You're looking for the following:

 

16 GB ram. Minimum.
 

 

Dual SSD slots (typically you get an NVME drive, and then a 2.5 SATA) 

 

a sold Intel CP. Note:  The 10K Intel series CPU's have the potential to get really hot - so keep an eye on that during your reviews; not a guarantee, just something to look out for.

 

 

As many USB Thunderbolt 3 ports as possible. For your needs you're gonna want them, and a lot of entry-level mid-tier laptops can get shorted here.

 

 

Strong battery life:  when set to battery+wifi it, should be 4.5 hours or more. It's possible to get 8 hours depending on the model.

 

If you're going for a GPU (editing, games, etc), the 2xxx series require a much larger powersupply, due to their draw, and as a result increase heat, and decrease battery life.

For that reason, either stick with the 1660 Ti (slightly weaker than a 2060, but no RTX), or wait until the next upgrade when they figure out which 3xxx series will be placed inside their laptops.

 

 

Sorry I couldn't be anymore specific, but I haven't really looked at them since I bought mine in May. :] 

LOL You're exactly right.

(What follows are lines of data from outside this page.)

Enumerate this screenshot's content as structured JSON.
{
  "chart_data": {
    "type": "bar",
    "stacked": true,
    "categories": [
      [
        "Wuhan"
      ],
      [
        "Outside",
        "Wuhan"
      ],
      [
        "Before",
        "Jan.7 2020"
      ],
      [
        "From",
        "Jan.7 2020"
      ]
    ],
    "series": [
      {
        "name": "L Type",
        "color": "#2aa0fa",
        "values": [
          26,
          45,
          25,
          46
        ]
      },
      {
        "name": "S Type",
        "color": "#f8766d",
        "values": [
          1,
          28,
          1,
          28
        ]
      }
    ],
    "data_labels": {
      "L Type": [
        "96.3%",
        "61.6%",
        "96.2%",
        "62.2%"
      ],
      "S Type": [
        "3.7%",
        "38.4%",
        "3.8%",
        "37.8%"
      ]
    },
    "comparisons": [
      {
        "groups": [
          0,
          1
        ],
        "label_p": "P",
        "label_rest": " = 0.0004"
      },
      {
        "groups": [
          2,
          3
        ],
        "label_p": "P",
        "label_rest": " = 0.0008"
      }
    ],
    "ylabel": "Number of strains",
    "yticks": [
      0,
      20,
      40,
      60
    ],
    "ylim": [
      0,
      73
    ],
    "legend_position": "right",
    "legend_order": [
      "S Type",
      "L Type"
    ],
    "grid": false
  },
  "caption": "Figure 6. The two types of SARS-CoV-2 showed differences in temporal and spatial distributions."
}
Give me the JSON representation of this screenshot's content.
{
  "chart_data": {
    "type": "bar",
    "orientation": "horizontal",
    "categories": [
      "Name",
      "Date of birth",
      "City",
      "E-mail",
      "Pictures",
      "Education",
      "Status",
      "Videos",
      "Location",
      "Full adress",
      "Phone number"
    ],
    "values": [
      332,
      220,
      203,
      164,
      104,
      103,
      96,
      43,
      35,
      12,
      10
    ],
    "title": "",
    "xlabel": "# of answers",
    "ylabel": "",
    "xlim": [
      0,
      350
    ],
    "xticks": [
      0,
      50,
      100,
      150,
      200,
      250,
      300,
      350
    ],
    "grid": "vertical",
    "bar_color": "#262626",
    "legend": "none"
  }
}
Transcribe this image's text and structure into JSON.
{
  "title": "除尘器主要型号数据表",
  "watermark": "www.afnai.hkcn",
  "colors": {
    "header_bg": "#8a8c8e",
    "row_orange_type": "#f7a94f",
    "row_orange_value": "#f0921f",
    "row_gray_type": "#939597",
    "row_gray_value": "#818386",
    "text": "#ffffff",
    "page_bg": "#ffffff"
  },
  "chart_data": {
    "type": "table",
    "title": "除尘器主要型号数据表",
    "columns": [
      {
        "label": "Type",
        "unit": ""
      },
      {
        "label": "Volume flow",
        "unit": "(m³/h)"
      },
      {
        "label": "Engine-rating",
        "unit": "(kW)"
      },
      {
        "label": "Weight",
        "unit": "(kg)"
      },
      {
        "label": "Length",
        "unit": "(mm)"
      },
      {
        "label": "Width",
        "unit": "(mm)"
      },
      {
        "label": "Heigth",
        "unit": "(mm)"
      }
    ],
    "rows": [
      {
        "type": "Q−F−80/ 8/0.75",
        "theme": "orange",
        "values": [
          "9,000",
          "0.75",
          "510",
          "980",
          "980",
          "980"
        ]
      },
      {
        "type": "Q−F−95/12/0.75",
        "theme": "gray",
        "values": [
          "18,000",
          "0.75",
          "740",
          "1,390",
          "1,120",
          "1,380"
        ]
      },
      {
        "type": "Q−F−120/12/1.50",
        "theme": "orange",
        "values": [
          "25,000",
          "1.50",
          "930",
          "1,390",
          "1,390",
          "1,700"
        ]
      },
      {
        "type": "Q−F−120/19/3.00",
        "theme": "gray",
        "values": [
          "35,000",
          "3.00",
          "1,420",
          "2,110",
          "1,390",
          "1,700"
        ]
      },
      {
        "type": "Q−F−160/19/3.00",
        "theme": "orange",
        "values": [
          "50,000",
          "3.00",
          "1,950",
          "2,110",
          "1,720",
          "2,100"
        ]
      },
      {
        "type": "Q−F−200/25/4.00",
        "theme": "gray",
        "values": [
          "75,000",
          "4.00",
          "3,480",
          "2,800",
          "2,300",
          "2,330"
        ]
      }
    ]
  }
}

Currently eyeing 16gb ram, 512gb SDD single drive. I see some have dual drives but honestly if it means it being lighter having only one. I'll bight the bullet.

 

One thing is whether to get a AMD processor as I've seen more laptops with Ryzen 7 chips and vidcards than models with i7 and videocards. I dont game and photo/video editing is more CPU than GPU although Lightroom and maybe also photoshop have some form of GPU options for performance enhancing. Not sure if Thunderbolt is make it break it for me. So far nothing I use has require one.